Malaysian stage and television actor

Colin Kirton is a Malaysian stage and television actor. He is also known for his work as a director, trainer, musician, singer, choir director, host/emcee and voice actor. He was nominated for Best Vocal Performance (Solo) at the 2007 BOH Cameronian Arts Awards for his leading role in the Kuala Lumpur Performing Arts Centre’s 2006 production of Broken Bridges – The Musical and won for Best Group Performance (Theatre) as part of the ensemble of Footstool Players' production of Crazy Little Thing Called Love, which he also created, produced and directed, at the 2009 BOH Cameronian Arts Awards.

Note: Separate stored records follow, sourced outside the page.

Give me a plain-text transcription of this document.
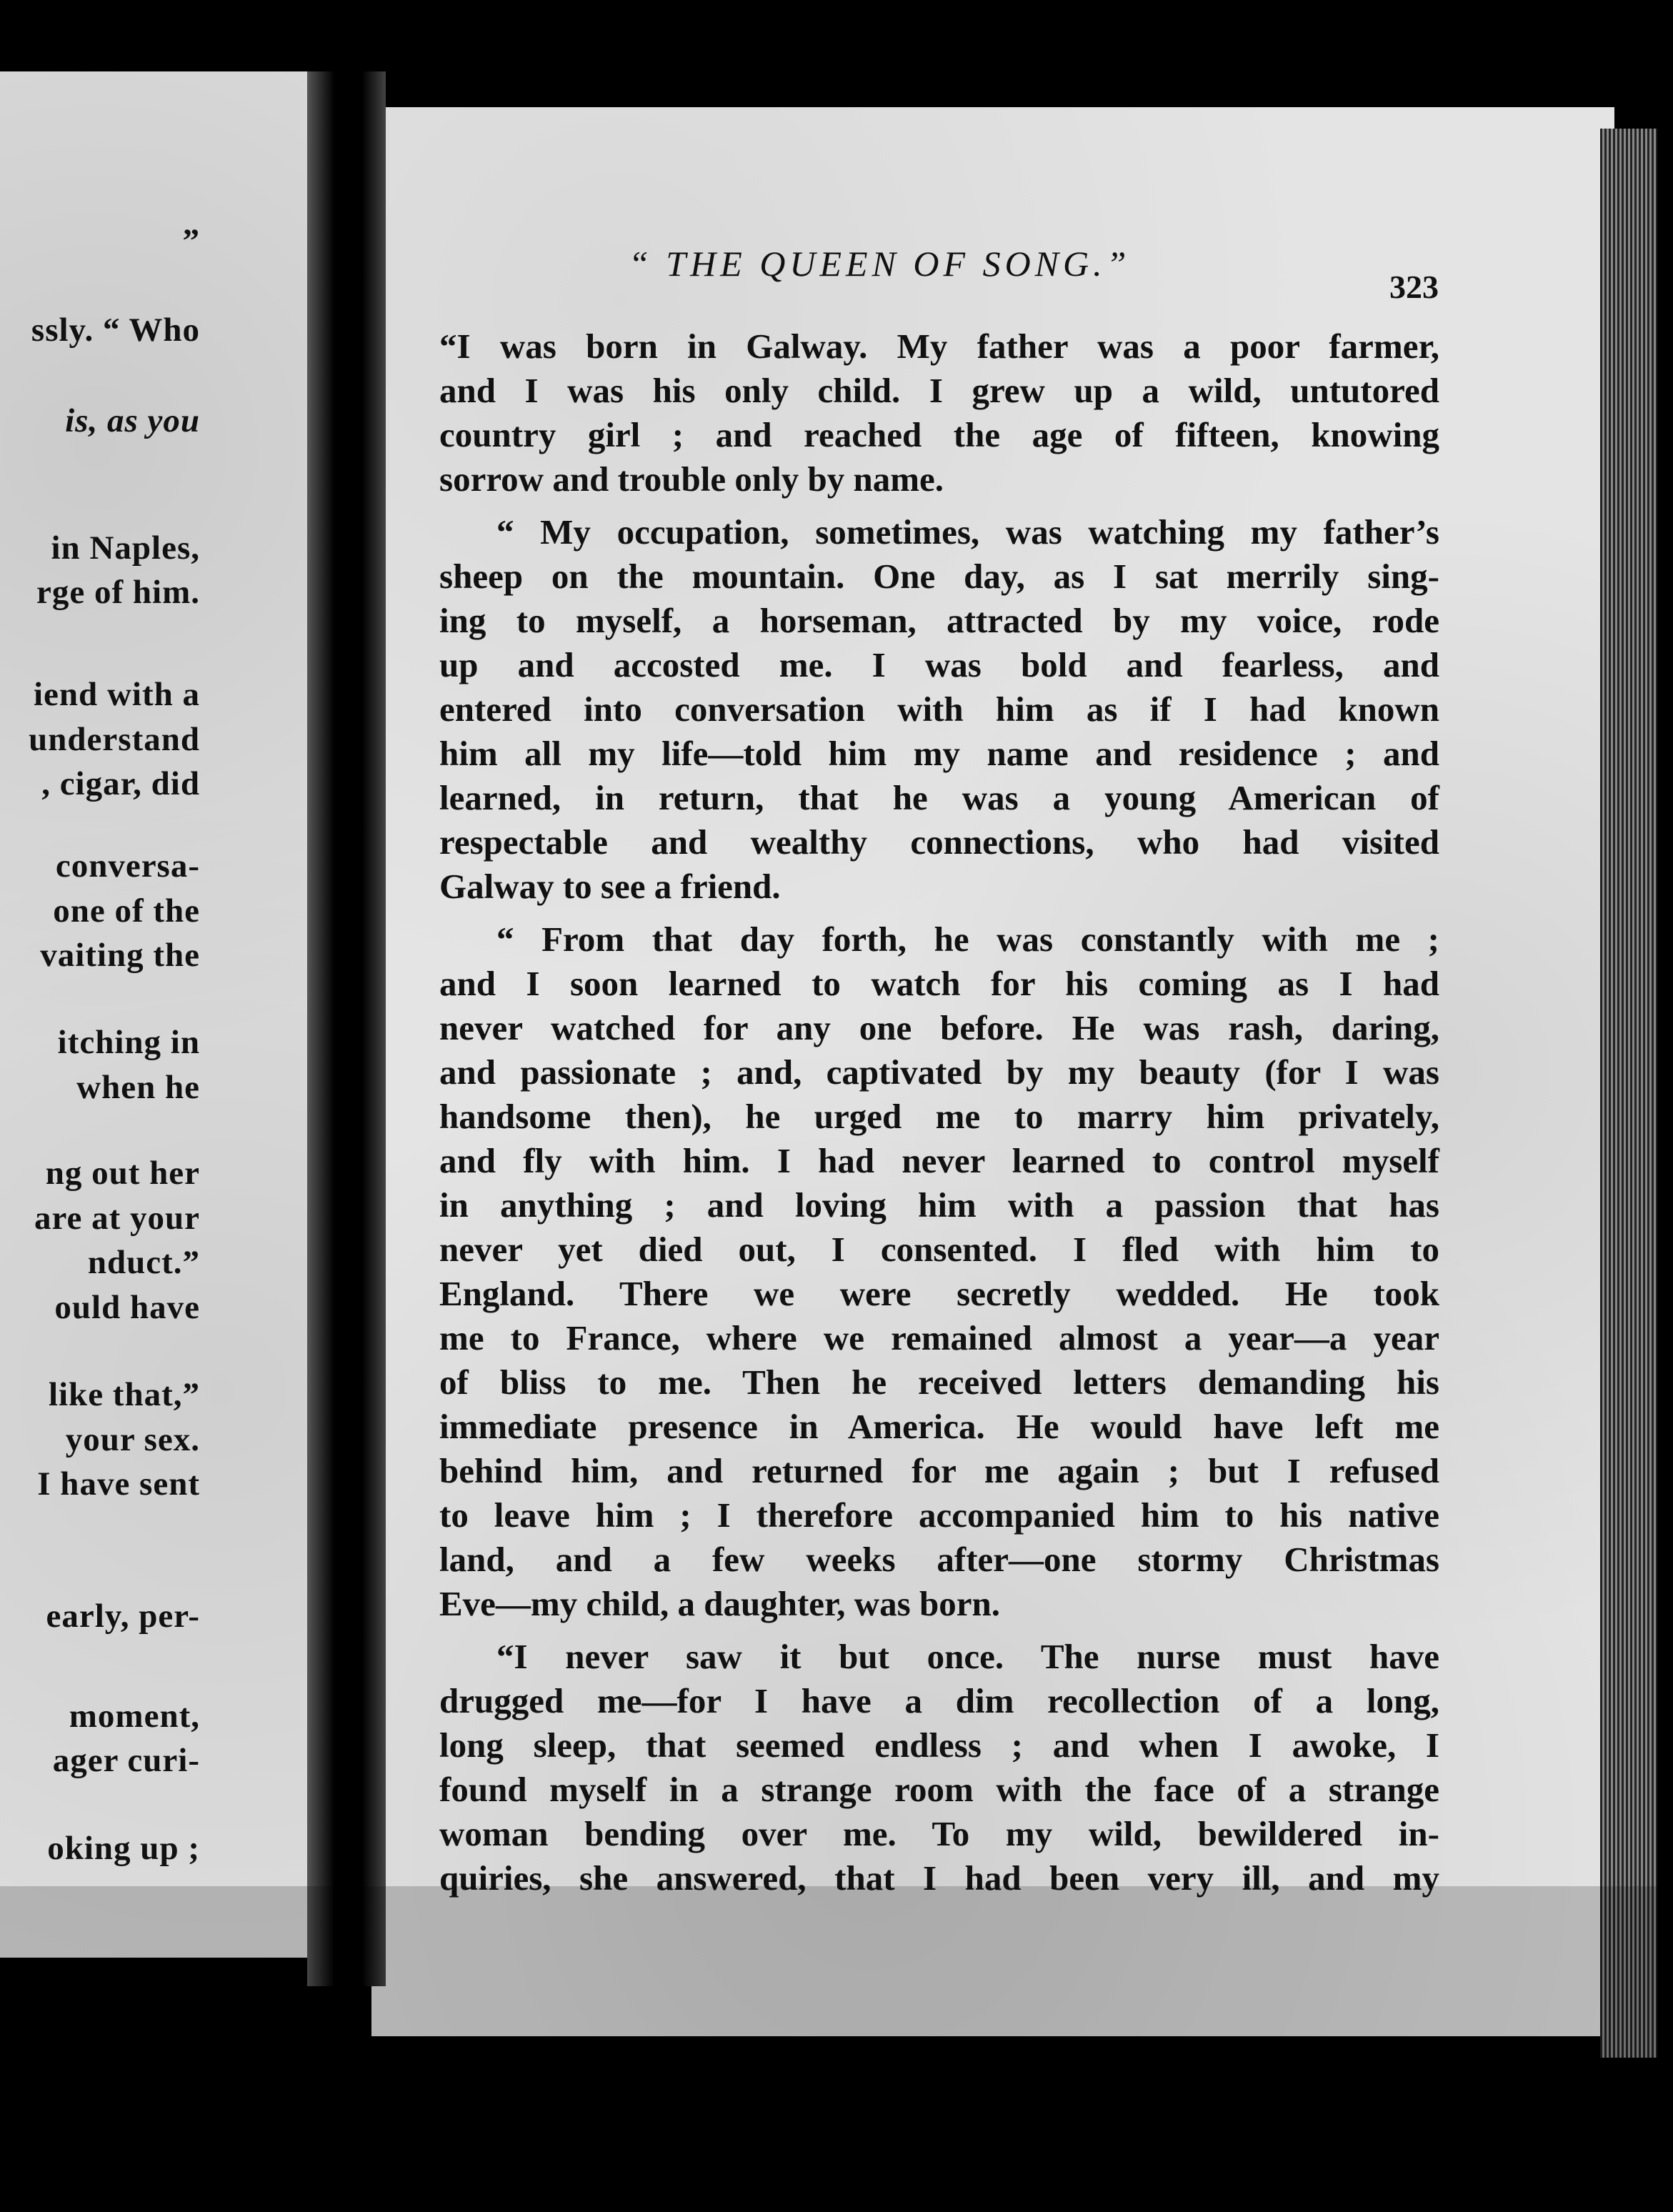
”
ssly. “ Who
is, as you
in Naples,
rge of him.
iend with a
understand
, cigar, did
conversa-
one of the
vaiting the
itching in
when he
ng out her
are at your
nduct.”
ould have
like that,”
your sex.
I have sent
early, per-
moment,
ager curi-
oking up ;
“ THE QUEEN OF SONG.”
323
“I was born in Galway. My father was a poor farmer,
and I was his only child. I grew up a wild, untutored
country girl ; and reached the age of fifteen, knowing
sorrow and trouble only by name.
“ My occupation, sometimes, was watching my father’s
sheep on the mountain. One day, as I sat merrily sing-
ing to myself, a horseman, attracted by my voice, rode
up and accosted me. I was bold and fearless, and
entered into conversation with him as if I had known
him all my life—told him my name and residence ; and
learned, in return, that he was a young American of
respectable and wealthy connections, who had visited
Galway to see a friend.
“ From that day forth, he was constantly with me ;
and I soon learned to watch for his coming as I had
never watched for any one before. He was rash, daring,
and passionate ; and, captivated by my beauty (for I was
handsome then), he urged me to marry him privately,
and fly with him. I had never learned to control myself
in anything ; and loving him with a passion that has
never yet died out, I consented. I fled with him to
England. There we were secretly wedded. He took
me to France, where we remained almost a year—a year
of bliss to me. Then he received letters demanding his
immediate presence in America. He would have left me
behind him, and returned for me again ; but I refused
to leave him ; I therefore accompanied him to his native
land, and a few weeks after—one stormy Christmas
Eve—my child, a daughter, was born.
“I never saw it but once. The nurse must have
drugged me—for I have a dim recollection of a long,
long sleep, that seemed endless ; and when I awoke, I
found myself in a strange room with the face of a strange
woman bending over me. To my wild, bewildered in-
quiries, she answered, that I had been very ill, and my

On television, Kirton is best known for playing Edmund Soo in Season 2 of Ghost (2009), a supernatural mystery thriller series produced by Popiah Pictures, Colonel Williams in Double Vision's period drama Age of Glory 2 (2010) and Mr Smith in MediaCorp's Mining Magnate (2012/2013).

In 2001, Kirton formed Footstool Players, a Christian theatre company whose touring productions are watched by thousands each year across Malaysia. He is currently the company's artistic director. Kirton also regularly teaches on issues pertaining to the arts and Christian spirituality.

Kirton trained in professional theatre at Rosebud School of the Arts and Rosebud Theatre in Canada.

He is of Scottish, Chinese (Nyonya) and Burmese ancestry and was born in Kuantan. His father, Eric Kirton, came to Malaya during the Malayan Emergency and later married his mother, Tan Cheng Kim, whom he met at a church camp. His paternal great grandfather, William Waddell, working for his uncle Sir Robert McAlpine, oversaw the building of the renowned West Highland Railway and Glenfinnan Viaduct in Scotland, famously featured in the Harry Potter movies.